Religion being taught to children is child abuse

1

It does not matter as long as some sort of "spanking" and other disciplinary methods allowed and not treated as child abuse. Overall status of child and juvenile education is extremely "softened" to giving children way too much choice to decide before they grow up. Physical education had been "shrinked" to just writing essays on exercises and nutritions instead of proving yourself with physical abilities so to accommodate overweight and/or obese children. Way too much anti-bully going on instead of encouraging to engage in sports to train to resist. If let's say religious school would provide workshop and physical education lessons and pay less attention to the bully victims, then graduates of such school will certainly be more superior and knowledgeable than ordinary public non-religious school.
There's way too much generalization and emphasis to advantage/disadvantage of religious education or religious school vs. secular school.

1

I, as an atheist, and my husband, as a recovering Catholic, decided to raise our daughter "exposed" to religion but free to make up her own mind. I usually worked on the weekends, so on Sundays my husband and daughter could be found at one of the local religious institutions. There were also family events that would take place at churches like funerals and weddings. She got the idea and when she grew up she chose to be an atheist. So I am good with the outcome. I am not like a lot of atheists. I am not anti-religion. I believe that people have a right to worship or not.

2

Having been raised religious, I was raised to be of the Mormon faith, I found myself at a disadvantage when it came to dealing with the realities of the world. I was, in effect, unprepared for the realities of the world. As an adult i found I was very naive about a lot of things, and that my childhood was very sheltered, as I and most of my siblings were discouraged from learning about the world outside of the church, and even from making too many friends who were not also members. Yes, the Mormon church is kind of cultish in many ways ...

2

Children should be aware of religion but not raised in religion. My 2 daughters claim to believe because they know my past and cannot figure out why I stopped believing. If I talk to them they both claim to understand what I am saying but they appear to be afraid to say "I do not know" on religious subjects. To be honest with yourself and others not knowing is a big part of life.

5

I believe that children should be taught 'reality'. It is a hard road to learn it latter in life. Trump supporters still live in 'a form of flat earth'. I knew that astrologers already knew that the earth was a globe in BCE, but there was a PBS program about that a few nights ago.

3

Children should be protected from religion.

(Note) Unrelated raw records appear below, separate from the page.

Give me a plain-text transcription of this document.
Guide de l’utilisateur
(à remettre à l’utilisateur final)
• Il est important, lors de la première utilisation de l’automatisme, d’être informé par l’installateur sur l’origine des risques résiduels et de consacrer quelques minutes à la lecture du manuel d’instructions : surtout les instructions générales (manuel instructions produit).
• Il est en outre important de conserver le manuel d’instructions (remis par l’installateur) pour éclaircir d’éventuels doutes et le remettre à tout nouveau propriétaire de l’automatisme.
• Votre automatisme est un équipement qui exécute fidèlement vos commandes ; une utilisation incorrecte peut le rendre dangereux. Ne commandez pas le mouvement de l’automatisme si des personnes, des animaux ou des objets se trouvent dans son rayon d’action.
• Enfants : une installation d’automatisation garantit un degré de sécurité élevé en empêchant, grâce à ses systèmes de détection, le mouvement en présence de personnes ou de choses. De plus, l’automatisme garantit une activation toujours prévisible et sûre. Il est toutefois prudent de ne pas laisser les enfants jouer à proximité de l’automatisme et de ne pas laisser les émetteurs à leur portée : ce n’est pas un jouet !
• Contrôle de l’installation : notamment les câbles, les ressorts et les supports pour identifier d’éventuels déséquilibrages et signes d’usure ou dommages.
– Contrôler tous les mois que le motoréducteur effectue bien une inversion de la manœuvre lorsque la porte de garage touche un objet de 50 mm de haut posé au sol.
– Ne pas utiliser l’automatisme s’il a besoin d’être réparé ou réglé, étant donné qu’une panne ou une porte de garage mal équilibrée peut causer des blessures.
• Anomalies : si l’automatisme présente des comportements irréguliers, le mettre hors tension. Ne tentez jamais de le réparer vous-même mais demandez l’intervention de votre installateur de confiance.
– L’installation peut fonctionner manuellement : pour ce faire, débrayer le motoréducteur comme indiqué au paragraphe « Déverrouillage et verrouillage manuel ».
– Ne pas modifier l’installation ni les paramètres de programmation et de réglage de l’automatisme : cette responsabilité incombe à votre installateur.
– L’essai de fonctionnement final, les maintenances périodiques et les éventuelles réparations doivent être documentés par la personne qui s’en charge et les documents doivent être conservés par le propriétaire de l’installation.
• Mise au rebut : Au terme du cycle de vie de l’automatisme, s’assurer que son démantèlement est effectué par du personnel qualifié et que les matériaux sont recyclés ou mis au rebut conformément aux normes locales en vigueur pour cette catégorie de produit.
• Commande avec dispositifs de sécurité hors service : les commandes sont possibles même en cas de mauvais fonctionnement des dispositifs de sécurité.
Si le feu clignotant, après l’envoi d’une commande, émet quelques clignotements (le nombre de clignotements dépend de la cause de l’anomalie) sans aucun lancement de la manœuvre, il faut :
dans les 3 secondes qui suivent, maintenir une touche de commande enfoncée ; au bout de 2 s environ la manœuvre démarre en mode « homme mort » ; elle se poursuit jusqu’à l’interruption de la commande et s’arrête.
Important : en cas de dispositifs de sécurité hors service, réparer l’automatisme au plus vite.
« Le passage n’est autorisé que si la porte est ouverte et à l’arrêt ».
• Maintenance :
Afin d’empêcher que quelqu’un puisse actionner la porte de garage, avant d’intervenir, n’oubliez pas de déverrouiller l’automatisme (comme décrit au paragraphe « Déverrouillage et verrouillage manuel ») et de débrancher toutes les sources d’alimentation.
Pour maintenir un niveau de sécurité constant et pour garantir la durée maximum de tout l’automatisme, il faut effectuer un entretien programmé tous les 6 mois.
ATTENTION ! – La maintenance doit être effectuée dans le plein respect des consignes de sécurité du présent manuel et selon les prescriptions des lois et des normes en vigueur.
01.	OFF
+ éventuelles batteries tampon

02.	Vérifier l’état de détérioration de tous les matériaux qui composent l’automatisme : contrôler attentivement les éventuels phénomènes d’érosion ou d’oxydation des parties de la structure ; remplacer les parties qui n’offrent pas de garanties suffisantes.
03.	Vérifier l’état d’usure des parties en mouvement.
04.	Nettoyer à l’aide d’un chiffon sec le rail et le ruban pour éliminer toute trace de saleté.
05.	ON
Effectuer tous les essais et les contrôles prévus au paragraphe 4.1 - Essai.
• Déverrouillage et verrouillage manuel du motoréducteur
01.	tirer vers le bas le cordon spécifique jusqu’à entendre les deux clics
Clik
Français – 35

I believe I have read the the Chinese philosopher, Confusious, was born about 300 BCE. He was a person who actually lived; I don't think he ever claimed to be able to "walk on water", as the mythical Jesus was reported to have done. I have not read one word of what was recorded of him, but I believe his fame is due to his vieuws on compassion. I think kids should be taught realistically between 'good and evil'.

8

Wow, the article is 9 years old, but still holds true, in my opinion. I raised my kids without religion and they are quite fair minded, non-racist, and can tell fiction from reality quite well. They read a lot of books when they were young and "fiction" and "non-fiction" was written right there on the library card! Too bad the bible isn't labeled so. 😉

9

Despite some actions by the religious ''right'' (in my daughter's pre-school.) I just told her that some people believe in god and some don't. But, as she got older, religious administration (no doubt) inserted a lot of xtian ritual. Luckily, though, they failed to capture her and.....she's never looked back.